Basın açıklamasını Cumartesi İnsanlarından Nuray Çevirmen okudu. Açıklamada şu ifadelere yer verildi:
"Türkiye tarihinin en önemli yargı krizini yaşadığı bir dönemde Cumhurbaşkanı Erdoğan: “Cezasızlık algısını ortadan kaldırmak, toplumun güvenlik ve adalet konusundaki kaygılarını süratle gidermek boynumuzun borcudur.” dedi.

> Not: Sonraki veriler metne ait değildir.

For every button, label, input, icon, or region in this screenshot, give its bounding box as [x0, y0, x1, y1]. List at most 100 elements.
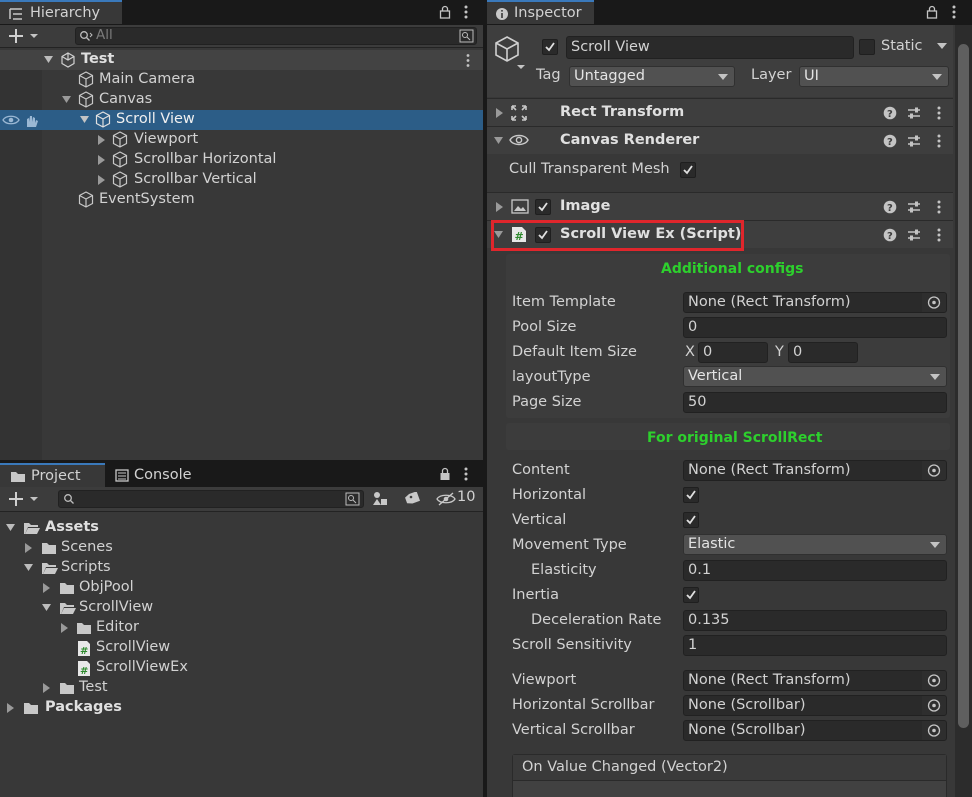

Biz de diyoruz ki; Türkiye’de cezasızlık algısı değil; cezasızlığı bir yönetim tekniği olarak kullanan iktidar sorunu var! Hukuku, Anayasa’yı, uluslararası sözleşmeleri değil, siyasi iradeyi takip eden bir yargı pratiği var. Adalet sistemini çürüten, çökerten siyasi iradenin yarattığı derin bir hukuk devleti krizi var."
"CUMHURBAŞKANI ERDOĞAN’A SESLENİYORUZ!"
Açıklamanın devamında, "Kayıp yakınlarını sistematik bir inkar ve cezasızlıkla karşı karşıya bırakan, onların sorunlarına çözüm bulma yükümlülüğünü yerine getirmeyenler cezasızlığı ortadan kaldırmaktan söz edemez. Cumhurbaşkanı Erdoğan’a sesleniyoruz: Cezasızlığa son vermek istiyorsanız, önce bizi görün, duyun! İşe, zorla kaybetmeleri bir suç olarak tanımlamakla başlayın, BM Kayıplar Sözleşmesi’ni imzalayarak ve uygulayın" ifadelerine yer verildi.
11 KÖYLÜDEN BİR DAHA HABER ALINAMADI
"1020. haftamızda, Türkiye’de yargının nasıl işlediğine, cezasızlığın nasıl ilmek ilmek örüldüğüne dair Kulp’ta gözaltında kaybedilen 11 köylünün dosyasını kamuoyu ile paylaşıyoruz" sözleri ile devam eden açıklamada şöyle denildi:
"8 Ekim -25 Ekim 1993 tarihleri arasında General Yavuz Ertürk Komutasındaki Bolu Tugayı tarafından yürütülen askeri operasyonda Kulp ve Muş’a bağlı dağınık köy ve mezralardan çok sayıda köylü gözaltına alındı.
Askerlerin konuşlandığı Kulp Alaca köyü yakınlarındaki alana götürülen köylüler iki hafta kadar süren operasyon boyunca burada tutuldu. Bu süre içinde aileleri onlara yiyecek götürdü. Köylülerden bazıları süreç içinde serbest bırakıldı. Operasyonun son gününe kadar tutulan 11 köylüden ise bir daha haber alınamadı."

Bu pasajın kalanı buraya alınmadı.